How the Priority System Works

Under the system, when two patients have similar medical need for an organ, priority goes to the one who is a registered organ donor (or whose first-degree relative is a donor). The priority is modest — it doesn't override medical urgency — but in tiebreaker situations, it gives donors an advantage. The system also gives priority to those who have previously donated a kidney or liver lobe as living donors.

Dramatic Results

The impact was striking. Israel's organ donor card registration rate increased from roughly 10% to over 35% within a few years of implementation. Deceased organ donation rates also rose significantly. Perhaps most importantly, the policy sparked a national conversation about organ donation and shifted cultural attitudes in ways that pure opt-out legislation might not have achieved on its own. That's the part I keep thinking about — sometimes changing the default isn't enough. Sometimes you need to change the conversation too.

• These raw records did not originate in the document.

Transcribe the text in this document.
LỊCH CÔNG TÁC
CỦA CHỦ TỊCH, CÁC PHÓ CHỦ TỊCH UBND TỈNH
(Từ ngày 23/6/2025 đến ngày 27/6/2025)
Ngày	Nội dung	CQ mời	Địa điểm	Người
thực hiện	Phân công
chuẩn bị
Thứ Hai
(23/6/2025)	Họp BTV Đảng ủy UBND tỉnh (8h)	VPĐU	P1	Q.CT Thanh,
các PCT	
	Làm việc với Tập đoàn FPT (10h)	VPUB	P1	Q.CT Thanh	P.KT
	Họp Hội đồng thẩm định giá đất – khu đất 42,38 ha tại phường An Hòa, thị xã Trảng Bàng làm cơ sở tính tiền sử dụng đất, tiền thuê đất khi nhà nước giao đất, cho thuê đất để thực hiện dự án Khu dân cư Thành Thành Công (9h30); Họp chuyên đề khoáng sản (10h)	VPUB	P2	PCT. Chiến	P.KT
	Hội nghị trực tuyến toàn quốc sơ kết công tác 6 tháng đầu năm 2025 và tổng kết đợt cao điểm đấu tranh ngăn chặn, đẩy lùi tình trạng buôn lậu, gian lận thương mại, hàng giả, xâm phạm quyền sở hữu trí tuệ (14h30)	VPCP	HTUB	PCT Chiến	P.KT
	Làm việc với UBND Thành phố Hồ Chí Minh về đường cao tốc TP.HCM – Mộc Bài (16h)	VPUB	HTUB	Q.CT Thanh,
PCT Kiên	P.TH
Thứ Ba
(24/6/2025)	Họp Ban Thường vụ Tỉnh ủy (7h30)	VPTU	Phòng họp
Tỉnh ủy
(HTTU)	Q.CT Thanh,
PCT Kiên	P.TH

"The priority system didn't just increase registration — it changed the national conversation. Organ donation went from a taboo topic to a dinner table discussion." — Israeli National Transplant Center

YCOD's Take

Israel's system taught me that there are creative policy approaches beyond the binary choice of opt-in versus opt-out. While we at YCOD advocate primarily for opt-out legislation in New York through Bill A07954, I'm always looking at what other countries have tried. Israel's priority model offers powerful lessons about incentive design and cultural change. The best organ donation policy is one that fits the specific cultural context — and I believe New York's context is ready for opt-out. But I also believe we should never stop learning from innovative approaches like Israel's. When 17 people die every day waiting, we need every good idea on the table.